Sono giunte a centinaia le adesioni alla posizione del presidente dell’Unsic, anche da parte di alcuni di quegli 800 mila docenti (età media: 51 anni), poco meno di 70mila quelli che operano in Sardegna, che il 14 dovrebbero tornare in aula, benché si prevedano molte defezioni.

Numerosi interlocutori dichiarano che avrebbero preferito un’apertura delle scuole ad ottobre, come avveniva un tempo, che avrebbe permesso anche il prolungamento della stagione estiva, benefico per l’economia. Altri avrebbero preferito investimenti non sui banchi o sulle mascherine, bensì sulle attrezzature informatiche e sulla formazione digitale dei docenti, che colmerebbero le lacune emerse nella didattica a distanza.
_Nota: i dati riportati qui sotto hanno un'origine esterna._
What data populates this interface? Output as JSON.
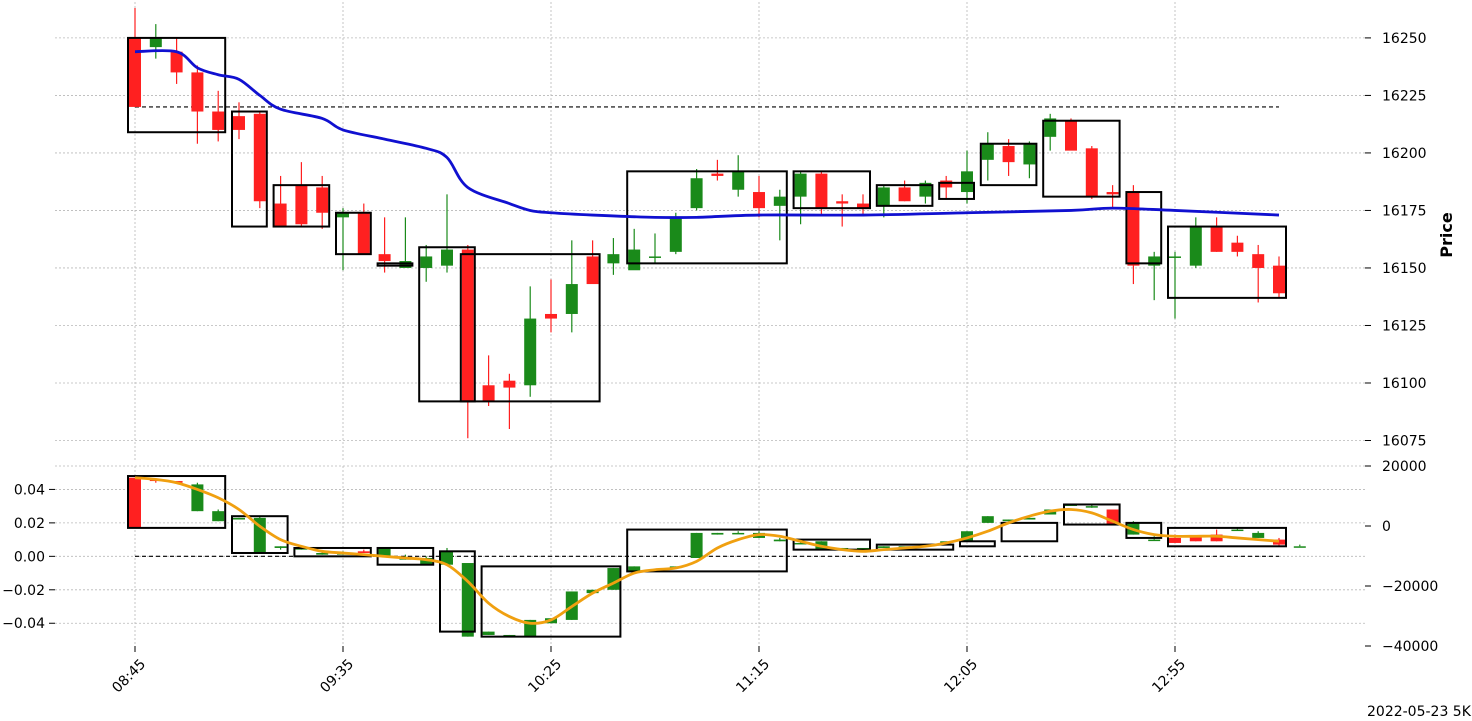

Altri ancora sono certi che a scuola non sarà possibile garantire la massima sicurezza con centinaia di studenti (otto milioni e 400mila il numero complessivo, poco più di 20mila in Sardegna) comunque ammassati in un edificio, un po’ come avvenuto con le discoteche.

Ad esprimere preoccupazione sono soprattutto genitori e nonni, da tempo anagraficamente entrati negli “anta”. Ma gli stessi studenti più avveduti temono di poter diventare fonte di contagio per i propri cari. Insomma, secondo buona parte dell’utenza dell’Unsic occorre prendere coscienza che rimaniamo in una fase di emergenza ed ogni richiamo al “ritorno alla normalità” appare solo un palliativo.